Die Sicht der Dinge - defizit- oder erfolgsorientiert?

Jede Sache kann mindestens aus zwei Sichtwinkeln betrachtet werden. Entweder alles, was nicht so richtig läuft, wird betont negativ betrachtet, oder positive Entwicklungen und Fakten werden in den Vordergrund der Bewertung gestellt. Dementsprechend ist die Sichtweise der Dinge defizit- oder erfolgsorientiert.

Das gilt im besonderen Masse auch für Unternehmen und die Menschen, die dort beschäftigt sind. Je nach Sichtweise lassen sich Entwicklungen im Unternehmen positiv oder negativ bewerten. Wie Führungskräfte mit ihrer Grundhaltung zu Prozessen das Ergebnis beeinflussen hängt nicht unwesentlich davon ab, von welcher Seite die Dinge gesehen werden.

Erfolgsorientiert für mehr Motivation

Wenn Leistungen einzelner Mitarbeiter in erster Linie nach positiven Gesichtspunkten bewertet werden, steigert das die Motivation der Beschäftigten.

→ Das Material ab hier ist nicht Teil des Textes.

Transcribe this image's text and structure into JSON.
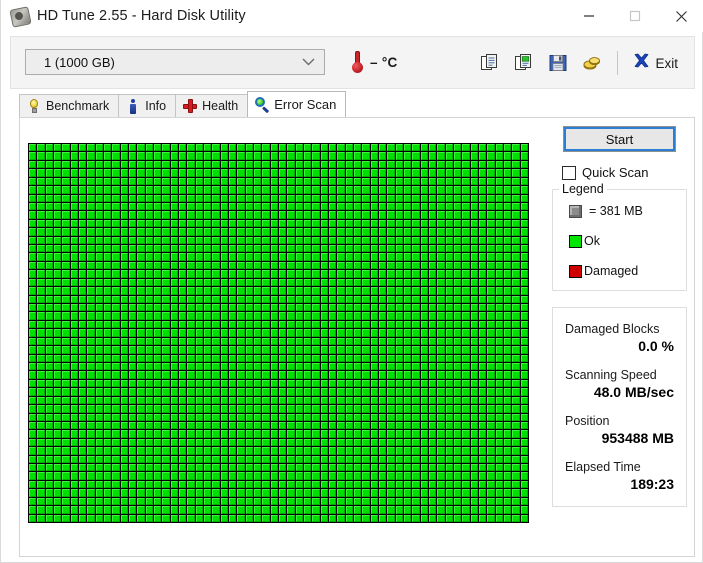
{
  "window": {
    "title": "HD Tune 2.55 - Hard Disk Utility",
    "icon": "hard-disk-icon",
    "controls": {
      "minimize": "minimize-icon",
      "maximize": "maximize-icon",
      "close": "close-icon"
    }
  },
  "toolbar": {
    "drive_selected": "1 (1000 GB)",
    "drive_options": [
      "1 (1000 GB)"
    ],
    "temperature": "– °C",
    "thermometer_color": "#c8242a",
    "icons": [
      {
        "name": "copy-icon",
        "label": "Copy"
      },
      {
        "name": "copy-image-icon",
        "label": "Copy with image"
      },
      {
        "name": "save-icon",
        "label": "Save"
      },
      {
        "name": "gold-icon",
        "label": "Options"
      }
    ],
    "exit_label": "Exit",
    "exit_accel": "x"
  },
  "tabs": [
    {
      "label": "Benchmark",
      "icon": "lightbulb-icon",
      "active": false
    },
    {
      "label": "Info",
      "icon": "info-icon",
      "active": false
    },
    {
      "label": "Health",
      "icon": "red-cross-icon",
      "active": false
    },
    {
      "label": "Error Scan",
      "icon": "magnifier-icon",
      "active": true
    }
  ],
  "scan": {
    "start_label": "Start",
    "quick_scan_label": "Quick Scan",
    "quick_scan_checked": false,
    "grid": {
      "columns": 60,
      "rows": 45,
      "ok_color": "#00e000",
      "damaged_color": "#cc0000",
      "background_color": "#000000",
      "damaged_cells": []
    }
  },
  "legend": {
    "title": "Legend",
    "block_size": "= 381 MB",
    "ok_label": "Ok",
    "damaged_label": "Damaged",
    "ok_color": "#00e400",
    "damaged_color": "#d00000",
    "block_color": "#8c8c8c"
  },
  "stats": [
    {
      "label": "Damaged Blocks",
      "value": "0.0 %"
    },
    {
      "label": "Scanning Speed",
      "value": "48.0 MB/sec"
    },
    {
      "label": "Position",
      "value": "953488 MB"
    },
    {
      "label": "Elapsed Time",
      "value": "189:23"
    }
  ]
}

Die Wertschätzung der Arbeitsergebnisse setzt nicht selten neue Energien frei, die durchaus auch dazu geeignet sind, weniger gute Entwicklungen erfolgsorientiert angehen zu können. Damit lässt sich auch das allgemeine Betriebsklima nachhaltig positiv beeinflussen, da die Mitarbeiter dann spüren, dass Leistungen auch anerkannt werden und Fehler oder Versäumnisse nicht der Mittelpunkt der Bewertung sind. Das schliesst natürlich auch eine kritische Würdigung von Fehlleistungen nicht aus, die dann allerdings nicht im Zentrum der allgemeinen Bewertung stehen.


Die Wertschätzung der Arbeitsergebnisse setzt nicht selten neue Energien frei. (Bild: karen roach / shutterstock.com)


Im Endeffekt entsteht eine Win-win-Situation, die beide Seiten nach vorne bringt. Wenn die Beschäftigten spüren, dass ihre Leistungen in erster Linie nach positiven Gesichtspunkten bewertet werden, sind sie gern auch dazu bereit, sich noch mehr zu engagieren. Für das Unternehmen an sich bedeutet dieser Zuwachs an Motivation einen Zugewinn, der sich vor allem in hochmotivierten Mitarbeitern und entsprechenden Arbeitsergebnissen dokumentiert.

Defizitorientierung macht Menschen kaputt

Häufiger zu beobachten ist in den Unternehmen der Wirtschaft eine defizitorientierte Betrachtungsweise von Arbeit und Ergebnissen. Ständig gibt es etwas zu kritisieren, eine allgemeine Nörgelei zieht in den Arbeitsalltag ein, die Leistungen werden nicht besser, was letztlich wieder Grund zur Kritik bietet. Nur in kurze Phasen wirkt die wenig konstruktive Kritik vorwärtstreibend und kann ungünstige Umstände und Ergebnisse kurzfristig ändern. Mitarbeiter und Führungsverantwortliche fühlen sich gleichermassen genervt und irgendwie geht nichts mehr so richtig vorwärts.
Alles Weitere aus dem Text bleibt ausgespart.